Romy Romiplostim 250mcg Injection is manufactured under stringent GMP and biopharmaceutical quality standards, ensuring consistent efficacy, safety, and stability. The injection is supplied in secure, cold-chain compliant, export-grade packaging with complete regulatory documentation, making it suitable for hospitals, hematology clinics, tertiary care centers, and international pharmaceutical distributors.

PERENEX Permethrin Cream
Composition: Permethrin 5% w/w Cream
International Trade Name: Nix® / Elimite®

PERENEX is a high-quality Permethrin topical cream formulation, a synthetic pyrethroid widely recognized under the international brand names Nix® and Elimite®. Manufactured in WHO-GMP certified facilities, PERENEX Cream is supplied by trusted pharmaceutical exporters from India to support advanced global dermatology and parasitic treatment programs.

Permethrin works by disrupting the sodium channel function in nerve cells of parasites, leading to paralysis and death of mites and lice. PERENEX Cream is primarily indicated for the treatment of scabies infestations and pediculosis (lice), providing effective relief from itching and skin irritation caused by these parasites.

PERENEX Permethrin Cream is manufactured under stringent GMP and pharmaceutical quality standards, ensuring consistent efficacy, safety, and stability. The cream is supplied in secure, export-grade packaging with complete regulatory documentation, making it suitable for dermatology clinics, hospitals, and international pharmaceutical distributors.

NIOSOL F Clobetasol Propionate & Fusidic Acid Cream 10g
Composition: Clobetasol Propionate 0.05% w/w + Fusidic Acid 2% w/w Cream
International Trade Name: Dermovate® + Fucidin®

NIOSOL F is a high-quality combination topical cream formulation containing Clobetasol Propionate and Fusidic Acid, widely recognized under international brand references Dermovate® and Fucidin®. Manufactured in WHO-GMP certified facilities, NIOSOL F Cream is supplied by trusted pharmaceutical exporters from India to support advanced dermatology treatment programs.

Clobetasol Propionate is a potent corticosteroid that reduces inflammation, itching, and redness, while Fusidic Acid is a topical antibiotic that inhibits bacterial protein synthesis, preventing or treating secondary bacterial infections. NIOSOL F Cream is primarily indicated for the treatment of inflammatory skin disorders with bacterial superinfection, such as eczema, psoriasis, and dermatitis.

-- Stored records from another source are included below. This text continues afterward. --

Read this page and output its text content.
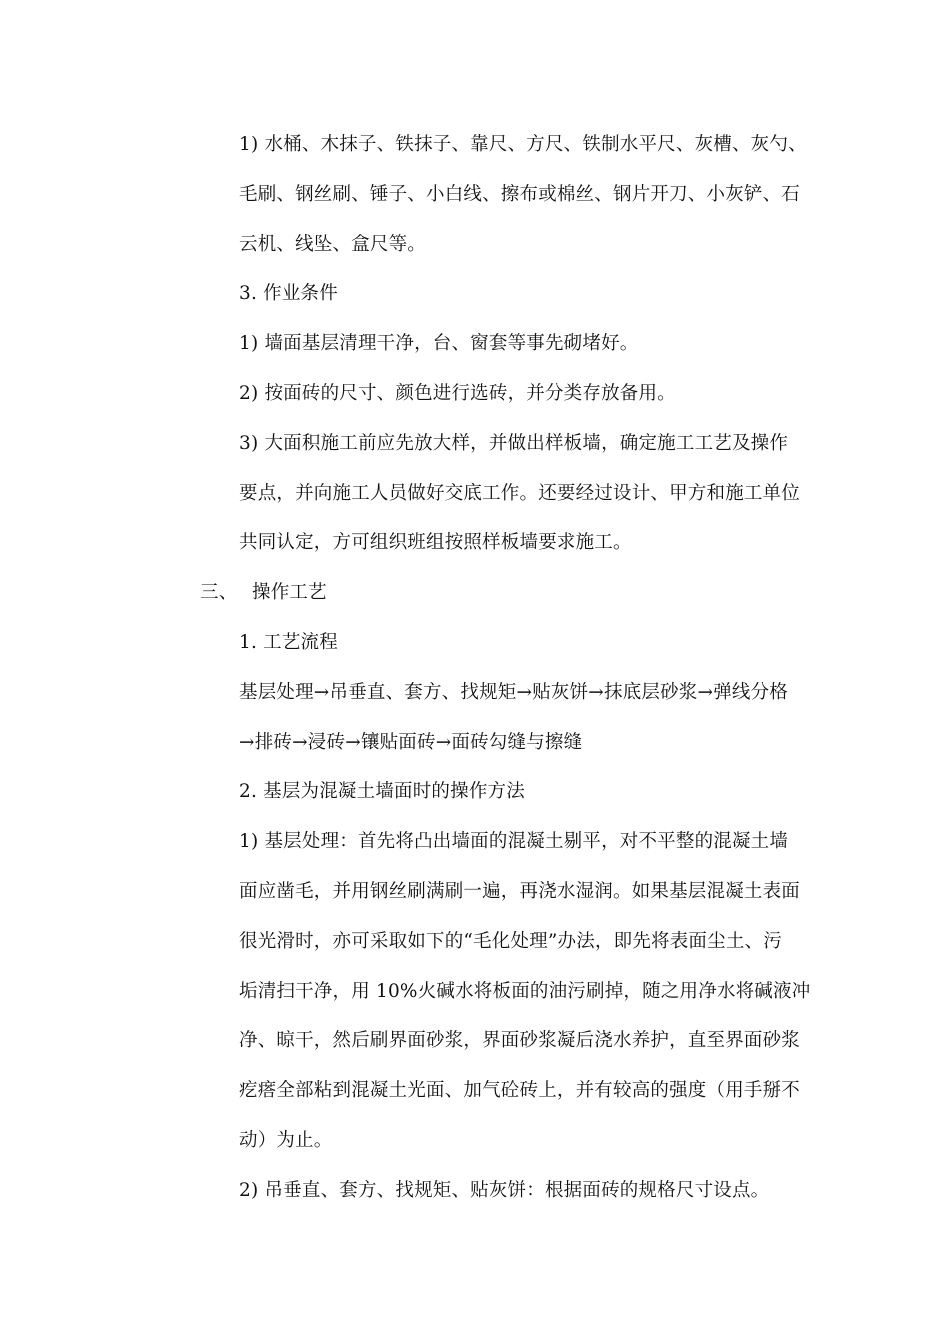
1) 水桶、木抹子、铁抹子、靠尺、方尺、铁制水平尺、灰槽、灰勺、
毛刷、钢丝刷、锤子、小白线、擦布或棉丝、钢片开刀、小灰铲、石
云机、线坠、盒尺等。
3. 作业条件
1) 墙面基层清理干净，台、窗套等事先砌堵好。
2) 按面砖的尺寸、颜色进行选砖，并分类存放备用。
3) 大面积施工前应先放大样，并做出样板墙，确定施工工艺及操作
要点，并向施工人员做好交底工作。还要经过设计、甲方和施工单位
共同认定，方可组织班组按照样板墙要求施工。
三、 操作工艺
1. 工艺流程
基层处理→吊垂直、套方、找规矩→贴灰饼→抹底层砂浆→弹线分格
→排砖→浸砖→镶贴面砖→面砖勾缝与擦缝
2. 基层为混凝土墙面时的操作方法
1) 基层处理：首先将凸出墙面的混凝土剔平，对不平整的混凝土墙
面应凿毛，并用钢丝刷满刷一遍，再浇水湿润。如果基层混凝土表面
很光滑时，亦可采取如下的“毛化处理”办法，即先将表面尘土、污
垢清扫干净，用 10%火碱水将板面的油污刷掉，随之用净水将碱液冲
净、晾干，然后刷界面砂浆，界面砂浆凝后浇水养护，直至界面砂浆
疙瘩全部粘到混凝土光面、加气砼砖上，并有较高的强度（用手掰不
动）为止。
2) 吊垂直、套方、找规矩、贴灰饼：根据面砖的规格尺寸设点。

NIOSOL F Clobetasol Propionate & Fusidic Acid Cream is manufactured under stringent GMP and pharmaceutical quality standards, ensuring consistent efficacy, safety, and stability. The cream is supplied in secure, export-grade packaging with complete regulatory documentation, making it suitable for dermatology clinics, hospitals, and international pharmaceutical distributors.

Dacilon 0.5mg Tablets
Composition: Dactinomycin 0.5mg
International Trade Name: Cosmegen®

Dacilon 0.5mg is a high-quality Dactinomycin 0.5mg formulation, a therapeutic equivalent of the internationally recognized antitumor antibiotic marketed under the brand name Cosmegen®. Manufactured in WHO-GMP certified facilities, Dacilon is supplied by trusted pharmaceutical exporters from India to support advanced global oncology treatment programs, particularly in pediatric and rare cancers.

Dactinomycin is a cytotoxic antibiotic that intercalates into DNA, inhibiting RNA synthesis and blocking protein production, ultimately leading to apoptosis of rapidly dividing cancer cells. This targeted mechanism enables Dacilon 0.5mg to effectively suppress tumor cell proliferation and enhance treatment outcomes in sensitive malignancies.

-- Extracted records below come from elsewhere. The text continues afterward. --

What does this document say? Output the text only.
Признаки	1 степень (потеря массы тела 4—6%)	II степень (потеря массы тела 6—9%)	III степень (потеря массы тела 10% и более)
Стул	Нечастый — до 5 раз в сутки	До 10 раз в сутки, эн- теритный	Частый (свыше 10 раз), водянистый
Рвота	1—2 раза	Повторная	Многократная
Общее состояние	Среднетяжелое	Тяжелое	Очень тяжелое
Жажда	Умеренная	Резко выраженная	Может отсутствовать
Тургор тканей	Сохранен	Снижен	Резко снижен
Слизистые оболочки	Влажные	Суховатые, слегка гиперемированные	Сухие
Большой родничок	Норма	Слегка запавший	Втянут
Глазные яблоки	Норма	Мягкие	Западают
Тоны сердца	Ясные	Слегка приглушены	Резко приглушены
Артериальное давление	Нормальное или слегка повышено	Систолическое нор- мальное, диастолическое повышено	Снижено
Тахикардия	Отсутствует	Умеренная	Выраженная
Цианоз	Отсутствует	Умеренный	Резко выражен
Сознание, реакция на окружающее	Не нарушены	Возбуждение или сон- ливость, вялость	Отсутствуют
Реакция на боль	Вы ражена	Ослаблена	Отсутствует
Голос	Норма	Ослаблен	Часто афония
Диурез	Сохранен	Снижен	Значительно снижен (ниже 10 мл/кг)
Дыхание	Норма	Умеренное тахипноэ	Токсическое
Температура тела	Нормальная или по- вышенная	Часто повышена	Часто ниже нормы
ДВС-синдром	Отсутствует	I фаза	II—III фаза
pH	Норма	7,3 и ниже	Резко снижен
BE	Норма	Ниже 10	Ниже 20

Dacilon 0.5mg is primarily indicated for the treatment of Wilms’ tumor, rhabdomyosarcoma, Ewing’s sarcoma, gestational trophoblastic neoplasia, and other selected solid tumors. It is commonly used as part of combination chemotherapy regimens under specialist supervision.

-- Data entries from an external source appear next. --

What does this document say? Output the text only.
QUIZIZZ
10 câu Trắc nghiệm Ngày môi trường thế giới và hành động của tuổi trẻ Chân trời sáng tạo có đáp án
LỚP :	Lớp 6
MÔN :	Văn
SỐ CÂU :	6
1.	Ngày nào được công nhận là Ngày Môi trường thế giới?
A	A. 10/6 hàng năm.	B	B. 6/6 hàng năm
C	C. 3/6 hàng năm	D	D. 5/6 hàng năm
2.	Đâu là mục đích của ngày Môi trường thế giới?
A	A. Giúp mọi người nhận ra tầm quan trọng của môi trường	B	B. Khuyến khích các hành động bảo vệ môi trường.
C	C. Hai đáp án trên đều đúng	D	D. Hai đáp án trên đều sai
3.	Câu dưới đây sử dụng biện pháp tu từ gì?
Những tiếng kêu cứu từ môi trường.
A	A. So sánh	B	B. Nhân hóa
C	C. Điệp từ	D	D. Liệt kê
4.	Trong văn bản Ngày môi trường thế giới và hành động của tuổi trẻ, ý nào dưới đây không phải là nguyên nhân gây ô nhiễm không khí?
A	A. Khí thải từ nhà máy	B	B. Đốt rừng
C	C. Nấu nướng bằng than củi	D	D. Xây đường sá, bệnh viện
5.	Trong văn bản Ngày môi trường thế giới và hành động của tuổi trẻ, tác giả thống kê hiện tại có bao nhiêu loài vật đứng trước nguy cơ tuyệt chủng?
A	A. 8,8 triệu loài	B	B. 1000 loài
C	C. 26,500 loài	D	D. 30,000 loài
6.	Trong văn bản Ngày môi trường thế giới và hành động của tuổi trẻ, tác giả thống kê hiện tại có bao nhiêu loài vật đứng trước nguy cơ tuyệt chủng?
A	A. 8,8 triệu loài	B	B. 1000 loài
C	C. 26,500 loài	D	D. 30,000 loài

Dacilon 0.5mg is manufactured under stringent GMP and pharmaceutical quality standards, ensuring consistent efficacy, safety, and long-term stability. The product is supplied in secure, export-grade packaging with complete regulatory documentation, making it suitable for oncology treatment centers, tertiary care hospitals, government cancer programs, and international pharmaceutical distributors.

IVER-ASH Ivermectin Tablets 12mg
Composition: Ivermectin 12mg Tablets
International Trade Name: Stromectol®

IVER-ASH 12mg is a high-quality Ivermectin tablet formulation, a broad-spectrum antiparasitic agent widely recognized under the international brand name Stromectol®. Manufactured in WHO-GMP certified facilities, IVER-ASH is supplied by trusted pharmaceutical exporters from India to support advanced global parasitic disease treatment programs.

Ivermectin works by binding to glutamate-gated chloride channels in the nerve and muscle cells of parasites, leading to paralysis and death of the parasite. IVER-ASH 12mg Tablets are primarily indicated for the treatment of various parasitic infections, including strongyloidiasis, onchocerciasis, scabies, and other filarial infections.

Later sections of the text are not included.